When MX Linux 25.2 boots, the user is handed a real choice that most Linux distributions have long since stopped offering: run systemd, the service manager that starts the operating system and its background tasks, or fall back to the older sysvinit system it replaced. No reinstall, no separate partition. A menu at boot time, and the machine starts the way the user wants.
That small piece of user agency was lost when MX 25 shipped, breaking a feature MX had carried through its 23 line: the ability to switch init systems at every boot, not just at install time. The Register's MX Linux 25.2 review, written by longtime FOSS correspondent Liam Proven, describes 25.2 as restoring that menu. It also smooths the in-place upgrade path from the 23 line, which Proven notes could break MX Tools, the distro's own configuration helpers, in earlier 25.x point releases.
25.2 is an incremental follow-up that tidies the rough edges of the v25 cycle rather than a sweeping new feature drop. The headline change for most users will be the boot menu. The kernel has been bumped to an optional 7.0, which MX users can pick at install time, and the Raspberry Pi edition that has been promised since the v25 cycle is, in Proven's words, still needing further work, but is at least present and installable in this release.

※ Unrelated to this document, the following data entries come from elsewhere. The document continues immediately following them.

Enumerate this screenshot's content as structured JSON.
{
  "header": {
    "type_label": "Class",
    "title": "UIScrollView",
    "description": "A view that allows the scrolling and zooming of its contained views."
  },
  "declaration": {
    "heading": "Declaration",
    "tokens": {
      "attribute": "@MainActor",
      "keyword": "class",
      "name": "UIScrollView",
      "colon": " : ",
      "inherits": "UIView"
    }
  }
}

Why does the init choice matter in practice? The init system is the first program the Linux kernel runs and the parent of every service that follows. systemd has become the default across most major Linux distributions over the past decade. It brought faster boot times, unified service management, and tighter integration with modern features, and a different model for writing startup scripts that broke compatibility with a generation of Unix-style shell scripts written for sysvinit. Most distros made the choice once, in their install, and never looked back. MX Linux, however, kept a per-boot chooser in its 23 line for users who wanted the older, more scriptable model for compatibility, debugging, or simple philosophical reasons. When v25 shipped, the chooser disappeared from the boot path. 25.2 puts it back.

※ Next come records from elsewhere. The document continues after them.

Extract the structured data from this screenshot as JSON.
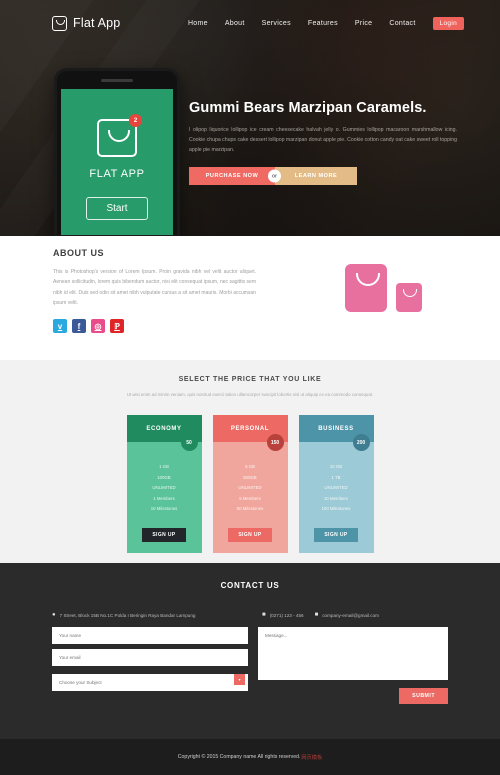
{
  "nav": {
    "logo_text": "Flat App",
    "links": [
      {
        "label": "Home"
      },
      {
        "label": "About"
      },
      {
        "label": "Services"
      },
      {
        "label": "Features"
      },
      {
        "label": "Price"
      },
      {
        "label": "Contact"
      },
      {
        "label": "Login"
      }
    ]
  },
  "hero": {
    "phone": {
      "app_name": "FLAT APP",
      "badge_count": "2",
      "start_label": "Start"
    },
    "title": "Gummi Bears Marzipan Caramels.",
    "paragraph": "I olipop liquorice lollipop ice cream cheesecake halvah jelly o. Gummies lollipop macaroon marshmallow icing. Cookie chupa chups cake dessert lollipop marzipan donut apple pie. Cookie cotton candy oat cake sweet roll topping apple pie marzipan.",
    "purchase_label": "PURCHASE NOW",
    "or_label": "or",
    "learn_label": "LEARN MORE",
    "accent_purchase": "#ef6a63",
    "accent_learn": "#e3bb86"
  },
  "about": {
    "heading": "ABOUT US",
    "paragraph": "This is Photoshop's version of Lorem Ipsum. Proin gravida nibh vel velit auctor aliquet. Aenean sollicitudin, lorem quis bibendum auctor, nisi elit consequat ipsum, nec sagittis sem nibh id elit. Duis sed odio sit amet nibh vulputate cursus a sit amet mauris. Morbi accumsan ipsum velit.",
    "socials": [
      {
        "name": "twitter",
        "glyph": "ᴠ",
        "color": "#29a9e0"
      },
      {
        "name": "facebook",
        "glyph": "f",
        "color": "#3b5998"
      },
      {
        "name": "dribbble",
        "glyph": "◎",
        "color": "#ea4c89"
      },
      {
        "name": "pinterest",
        "glyph": "ℙ",
        "color": "#e02529"
      }
    ]
  },
  "pricing": {
    "title": "SELECT THE PRICE THAT YOU LIKE",
    "subtitle": "Ut wisi enim ad minim veniam, quis nostrud exerci tation ullamcorper suscipit lobortis nisl ut aliquip ex ea commodo consequat.",
    "plans": [
      {
        "name": "ECONOMY",
        "price": "50",
        "features": [
          "1 GB",
          "100GB",
          "UNLIMITED",
          "1 Members",
          "10 Milestones"
        ],
        "cta": "SIGN UP",
        "color": "#5ac39a",
        "head_color": "#1f8b5f"
      },
      {
        "name": "PERSONAL",
        "price": "150",
        "features": [
          "5 GB",
          "500GB",
          "UNLIMITED",
          "5 Members",
          "50 Milestones"
        ],
        "cta": "SIGN UP",
        "color": "#f1a69d",
        "head_color": "#ec6a63"
      },
      {
        "name": "BUSINESS",
        "price": "200",
        "features": [
          "10 GB",
          "1 TB",
          "UNLIMITED",
          "10 Members",
          "100 Milestones"
        ],
        "cta": "SIGN UP",
        "color": "#9ccad6",
        "head_color": "#4e94a8"
      }
    ]
  },
  "contact": {
    "title": "CONTACT US",
    "address": "7 Street, Block 15B No.1C Polda I Beringin Raya Bandar Lampung",
    "phone": "(0271) 123 - 456",
    "email": "company-email@gmail.com",
    "form": {
      "name_placeholder": "Your name",
      "email_placeholder": "Your email",
      "subject_placeholder": "Choose your Subject",
      "message_placeholder": "Message...",
      "submit_label": "SUBMIT"
    }
  },
  "footer": {
    "copyright": "Copyright © 2015 Company name All rights reserved.",
    "extra": "网页模板"
  }
}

There is a caveat baked into that restoration. The Register's framing of 25.2 also leans on a "refuge from AI" hook, a notion that MX Linux might shield users from the wave of AI features being bolted into mainstream Linux desktops. The article does not, in the visible excerpt, specify which AI defaults MX is opting out of or which apps it ships without. That is the editorial framing of the source rather than a claim made by the MX project itself, and it is not load-bearing for the story this draft is built on. The concrete story is the restored chooser, the smoother upgrade, and the Pi edition's status.
The Raspberry Pi edition deserves honest framing. It is in 25.2, and it works well enough to install, but Proven's review flags it as still needing further work before it matches the maturity of the x86 release. Nvidia drivers, a long-standing pain point for any Linux distribution because of Nvidia's proprietary graphics stack, are not described as solved in this release. The honest read is that 25.2 is a measured, careful release that gets the v25 cycle back on track, restores a feature the MX community had asked for, and lays groundwork for a Pi release that is almost there.
One source-side flag is worth surfacing for readers rather than burying. The Register's coverage carries a marker in the captured excerpt that resembles an advertorial or sponsored-content label, "REG AD." Whether the piece is paid placement, an in-house promo, or a regular review mislabeled by the page's ad slot system, this draft cannot independently verify. Readers who care about the distinction should check the original article's byline, disclosure block, and any sponsor notes at the foot of the page before treating the review as straight editorial.
For most readers, the practical takeaway is narrower. If you run an older MX 23 install and have been waiting for a path to v25 that does not break MX Tools, 25.2 is the release to try, on a spare partition first. If you want a Linux desktop that still lets you boot into a sysvinit-style init system without recompiling, MX Linux 25.2 is one of the very few distributions that still does, and it does so without making the user pick sides at install time. The next test will be whether the Raspberry Pi edition matures in a 25.3 point release, since Proven's review makes clear that Pi users should hold off on treating 25.2 as a daily-driver target.